Hoewel Docter in zijn boek slechts zijdelings aandacht besteed aan het werk van Simenon, was zijn werkwijze en hoge productie in extreme mate representatief voor het ambacht van de pulpschrijver. Na zijn jeugd en periode als stadsverslaggever in Luik, waar hij de kans kreeg zich in allerlei milieus te bewegen en over een veelheid aan onderwerpen reportages te schrijven, vertrok Simenon na de Eerste Wereldoorlog naar Parijs om het als schrijver te maken. Het vermogen in een korte spanne tijds een X-aantal woorden te produceren, een rijke verbeelding en de vaste wil om een veelgelezen auteur te worden, onderscheidde hem van meer literair angehauchte tijdgenoten als Colette of Breton.

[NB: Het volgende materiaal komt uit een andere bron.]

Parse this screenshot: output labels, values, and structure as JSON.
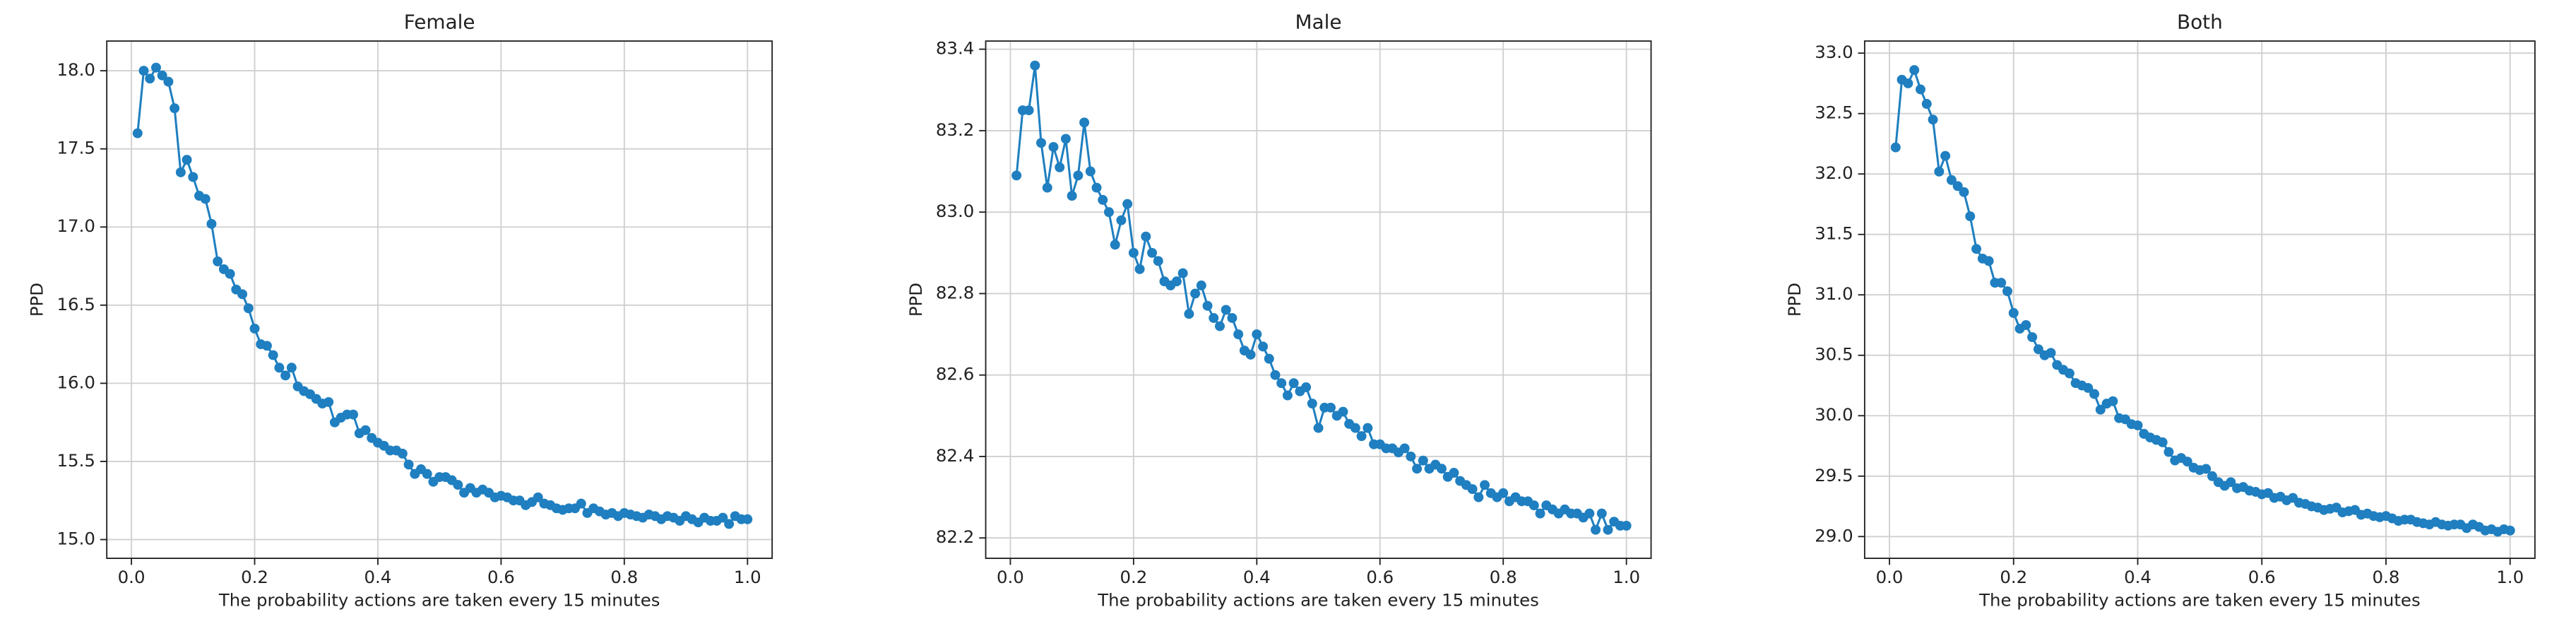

Artistieke pretenties had hij amper en als hij al onder de kritiek leed, refereerde Simenon aan Moliere die Le Bourgeois Gentilhomme binnen een maand op bestelling schreef of Voltaire die Candide in een nacht voltooide. Zijn biograaf Pierre Assouline becijferde dat hij zijn romans schreef zoals men wafels bakt: met een vorm, een mal. Nadat hij onder tal van pseudoniemen populaire romans voor de massa heeft geschreven, creeert hij commissaris Jules Maigret en weet hij definitief hoe hij een intrige moet opzetten, een verhaal componeren, minder platte personages kan scheppen en de ergste clichés en gemeenplaatsen vermijden. Hoewel zijn manuscripten nog vaak wemelen van de slordigheden en inconsistenties, slaagt hij erin een bestaan als internationaal gevierd broodschrijver van half-literair proza te worden. Kenmerkend voor Simenon is zijn instinctieve , puur intuitieve werkwijze. Intellectualisme verafschuwde hij. Met zijn gevoel voor sfeerbeschrijvingen, voorkeur voor een eenvoudige woordkeuze, beknopte, suggestieve zinnen en psychologisch inzicht verovert hij zowel intellectuele als minder geletterde lezers. Hij groeit uit tot een fenomeen en koketteert graag met zijn bewondering voor negentiende eeuwse literaten als Balzac en weerzin tegen eigentijdse eersterangs fictie, die hij te geaffecteerd en gekunsteld vindt. Simenon pocht op zijn a-literaire houding en manifesteert zich als een echt schrijfbeest. In de loop van zijn leven produceert hij een paar honderd romans, de meeste geschreven binnen een periode van elf dagen.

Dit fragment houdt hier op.